Millions of Indians are agonising over the tragic death of nine soldiers buried in snow following an avalanche at what is known as the highest battleground in the world.
All this has obviously opened up wounds—on both sides.
In this vein, Pakistani newspaper Dawn has re-published published a letter from 2012. It’s by a Pakistani solider Muhammad Hassan Miraj. He’s writing to his wife. The author served his tenure at Siachen with the men who were trapped under an avalanche in 2012. This letter is one of several that he wrote to his wife during his time at the glacier.
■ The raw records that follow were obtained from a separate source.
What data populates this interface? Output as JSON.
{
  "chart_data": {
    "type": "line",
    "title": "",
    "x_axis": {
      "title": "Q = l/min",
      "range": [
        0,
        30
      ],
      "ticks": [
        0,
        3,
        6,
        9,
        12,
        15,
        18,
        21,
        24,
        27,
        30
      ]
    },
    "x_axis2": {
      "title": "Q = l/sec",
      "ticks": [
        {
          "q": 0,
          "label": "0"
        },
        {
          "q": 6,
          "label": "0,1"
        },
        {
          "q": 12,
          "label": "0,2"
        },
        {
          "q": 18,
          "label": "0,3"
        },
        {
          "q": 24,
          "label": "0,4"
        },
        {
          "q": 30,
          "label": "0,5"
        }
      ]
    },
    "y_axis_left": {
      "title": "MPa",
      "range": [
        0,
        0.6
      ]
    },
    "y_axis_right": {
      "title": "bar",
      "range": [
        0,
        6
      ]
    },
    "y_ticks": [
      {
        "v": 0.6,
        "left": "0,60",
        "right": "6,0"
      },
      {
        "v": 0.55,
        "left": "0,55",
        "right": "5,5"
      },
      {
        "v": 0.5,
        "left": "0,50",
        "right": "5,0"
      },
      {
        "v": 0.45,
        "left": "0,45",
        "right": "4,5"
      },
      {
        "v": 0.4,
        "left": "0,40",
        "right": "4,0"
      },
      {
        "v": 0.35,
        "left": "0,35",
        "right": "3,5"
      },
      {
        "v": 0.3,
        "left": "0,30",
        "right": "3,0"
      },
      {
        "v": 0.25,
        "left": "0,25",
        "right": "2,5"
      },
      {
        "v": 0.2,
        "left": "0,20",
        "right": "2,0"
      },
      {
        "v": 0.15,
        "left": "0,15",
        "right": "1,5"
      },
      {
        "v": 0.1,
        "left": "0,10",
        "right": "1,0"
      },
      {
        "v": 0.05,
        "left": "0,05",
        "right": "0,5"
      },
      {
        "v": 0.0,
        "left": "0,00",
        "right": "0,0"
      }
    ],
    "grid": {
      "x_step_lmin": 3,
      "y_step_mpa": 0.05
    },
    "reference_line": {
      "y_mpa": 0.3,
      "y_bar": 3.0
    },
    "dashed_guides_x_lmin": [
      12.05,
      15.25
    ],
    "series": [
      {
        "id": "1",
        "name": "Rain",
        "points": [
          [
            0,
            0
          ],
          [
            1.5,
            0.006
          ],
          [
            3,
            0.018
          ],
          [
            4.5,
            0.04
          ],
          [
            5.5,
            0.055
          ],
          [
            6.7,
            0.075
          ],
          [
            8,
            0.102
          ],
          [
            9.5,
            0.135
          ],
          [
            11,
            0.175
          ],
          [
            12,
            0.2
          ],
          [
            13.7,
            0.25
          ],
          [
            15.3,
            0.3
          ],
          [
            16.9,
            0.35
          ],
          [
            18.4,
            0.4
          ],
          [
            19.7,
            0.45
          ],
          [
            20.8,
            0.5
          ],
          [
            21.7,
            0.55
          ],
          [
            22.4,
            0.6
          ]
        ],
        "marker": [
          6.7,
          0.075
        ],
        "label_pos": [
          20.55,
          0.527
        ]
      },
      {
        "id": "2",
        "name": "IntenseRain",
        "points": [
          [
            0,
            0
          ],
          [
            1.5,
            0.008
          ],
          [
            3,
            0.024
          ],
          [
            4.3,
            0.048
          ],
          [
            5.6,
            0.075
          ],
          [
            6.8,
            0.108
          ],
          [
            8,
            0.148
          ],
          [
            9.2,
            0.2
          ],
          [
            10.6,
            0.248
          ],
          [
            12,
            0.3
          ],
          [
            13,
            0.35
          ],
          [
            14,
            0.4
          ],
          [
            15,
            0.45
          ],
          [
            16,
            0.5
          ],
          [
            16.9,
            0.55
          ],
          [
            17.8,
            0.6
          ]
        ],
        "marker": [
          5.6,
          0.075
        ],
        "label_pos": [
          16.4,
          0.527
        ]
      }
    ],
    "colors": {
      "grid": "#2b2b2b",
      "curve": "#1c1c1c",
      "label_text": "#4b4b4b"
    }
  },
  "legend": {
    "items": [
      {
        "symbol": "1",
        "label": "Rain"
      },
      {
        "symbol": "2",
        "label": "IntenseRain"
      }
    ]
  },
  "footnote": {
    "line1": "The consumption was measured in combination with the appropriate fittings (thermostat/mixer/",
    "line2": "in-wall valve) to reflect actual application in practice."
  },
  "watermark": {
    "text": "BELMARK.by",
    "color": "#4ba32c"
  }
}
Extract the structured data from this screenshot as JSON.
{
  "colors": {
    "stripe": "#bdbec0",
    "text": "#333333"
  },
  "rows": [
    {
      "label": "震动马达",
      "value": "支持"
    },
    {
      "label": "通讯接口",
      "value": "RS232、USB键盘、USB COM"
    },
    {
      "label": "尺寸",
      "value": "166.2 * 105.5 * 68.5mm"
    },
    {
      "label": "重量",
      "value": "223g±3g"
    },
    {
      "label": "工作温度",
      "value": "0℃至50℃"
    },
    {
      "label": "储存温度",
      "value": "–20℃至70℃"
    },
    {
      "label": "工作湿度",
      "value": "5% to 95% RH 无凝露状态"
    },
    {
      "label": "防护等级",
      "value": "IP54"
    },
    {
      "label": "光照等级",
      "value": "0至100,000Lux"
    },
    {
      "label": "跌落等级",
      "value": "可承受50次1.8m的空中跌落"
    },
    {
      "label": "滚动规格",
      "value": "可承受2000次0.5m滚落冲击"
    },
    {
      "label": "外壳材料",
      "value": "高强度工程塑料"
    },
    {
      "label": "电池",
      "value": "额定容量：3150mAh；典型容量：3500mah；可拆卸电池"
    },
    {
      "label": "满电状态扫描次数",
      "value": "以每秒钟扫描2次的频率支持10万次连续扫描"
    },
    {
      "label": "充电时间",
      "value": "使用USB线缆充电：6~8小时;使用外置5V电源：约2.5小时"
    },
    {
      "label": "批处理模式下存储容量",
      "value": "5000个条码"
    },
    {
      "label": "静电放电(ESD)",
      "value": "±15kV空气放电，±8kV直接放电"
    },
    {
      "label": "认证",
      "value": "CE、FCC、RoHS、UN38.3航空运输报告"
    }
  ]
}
The moving letter speaks for both Indian and Pakistani soldiers deployed in the desolate and inhospitable terrain by politics and politicians. Let this letter be a reminder of what the soldiers are called upon to do while people engage in cries of war.
The letter writer begins by quoting Mother Teresa…
"We, the willing, are doing the impossible for the ungrateful. We have done so much, with so little, for so long, we are now qualified to do anything, with nothing."
This quotation was written diagonally on the first page of his diary as he showed me his poems. My host is a young man, whose spirits are still volatile despite the sub-zero temperature of this place.
It is our first meeting. He does not know that the quotation is by Mother Teresa, he does not know Mother Teresa at all. He thinks it was said for him, dismissing any reason to research the saying's origins.
This young man had gotten engaged recently, the reason for an occasional blush whenever the subject of his future comes up. I had only arrived here the night before, but we are close friends now.
There is something in the wind, with flakes, that urges people to speak in never-ending monologues.
Discuss emotions, exchange secrets, talk about themselves – things they do not talk about "normally," not the least when they are engrossed in the workings of the "civilised world."
My room, call it my studio apartment, is a typical bunker, built on self-help basis, thanks to our meagre resources. Carved out from a hillock, it is a classical one-window room of 14x10 feet. The 10-foot high ceiling had 70 girders.
Trivial information, you say? I count them every night before I can sleep. No, I am not an insomniac, but I dare not venture out to count the stars in this part of the world.